I am well aware that I sound like a broken record, but it needs to be reiterated – Star Wars always looks magnificent. Lucas went to extraordinary measures to ensure only the most advanced technology was used to render this galaxy, which constantly pays off, because the films, as flawed as they are, always look absolutely beautiful. The original Star Wars trilogy was both a technological marvel and an acting masterpiece, and while the prequel trilogy is weak in terms of acting, the technological brilliance knows no bounds. As each Star Wars films goes on, so does the technological achievement, and with the new trilogy coming in only a few hours, I look forward to seeing how the films can possibly be better, technologically (it won’t take much for a film to improve on this prequel trilogy, acting-wise).
In conclusion, I liked (not loved) the prequel trilogy. I thought they were vague shadows of the original films, but they were entertaining enough, and they didn’t make me any less of a fan, and just widened my interest in the Star Wars universe. They were good films (especially when Jar Jar Binks didn’t appear – I really hope this is the last time I ever have to write about him…unless they make him the villain in the new trilogy, which will be truly exciting and will redeem the character). I do implore you to watch the original trilogy before watching the prequel trilogy, because it is truly better that way. The prequel trilogy was fun, and Revenge of the Sith was the best of the bunch, without any doubt.

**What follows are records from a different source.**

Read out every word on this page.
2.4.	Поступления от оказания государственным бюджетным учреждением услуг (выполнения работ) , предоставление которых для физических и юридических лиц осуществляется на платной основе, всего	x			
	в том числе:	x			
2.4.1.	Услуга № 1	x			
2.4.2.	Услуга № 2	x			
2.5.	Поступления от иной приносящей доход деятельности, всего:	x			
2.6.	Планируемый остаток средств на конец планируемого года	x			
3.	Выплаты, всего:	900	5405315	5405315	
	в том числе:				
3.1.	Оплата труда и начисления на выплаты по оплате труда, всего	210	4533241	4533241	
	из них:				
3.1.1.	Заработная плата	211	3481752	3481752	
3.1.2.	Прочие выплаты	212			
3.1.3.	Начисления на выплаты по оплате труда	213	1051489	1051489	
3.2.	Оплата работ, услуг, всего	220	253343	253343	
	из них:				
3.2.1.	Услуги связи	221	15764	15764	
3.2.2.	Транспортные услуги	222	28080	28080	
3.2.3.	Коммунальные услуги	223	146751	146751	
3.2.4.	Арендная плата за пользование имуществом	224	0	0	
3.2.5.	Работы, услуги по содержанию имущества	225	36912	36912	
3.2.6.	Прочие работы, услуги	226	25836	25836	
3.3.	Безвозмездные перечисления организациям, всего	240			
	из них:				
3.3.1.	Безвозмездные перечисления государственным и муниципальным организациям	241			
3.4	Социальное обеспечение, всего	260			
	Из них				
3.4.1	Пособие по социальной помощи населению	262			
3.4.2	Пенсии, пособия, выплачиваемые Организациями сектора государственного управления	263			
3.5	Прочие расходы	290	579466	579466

So that’s a wrap on the prequel trilogy. I am now caught up with the Star Wars universe, and I am ready to watch the first of the sequel trilogy, when it comes out in cinemas here tomorrow (16th of December – two whole days before the USA, which is exciting to say the least). I am fully expecting a fun, nostalgic film, and one that I hope is more original trilogy than prequel trilogy. Until then, see you tomorrow, and may the force be with you (and everyone else hoping that The Force Awakens will be the great film we deserve!)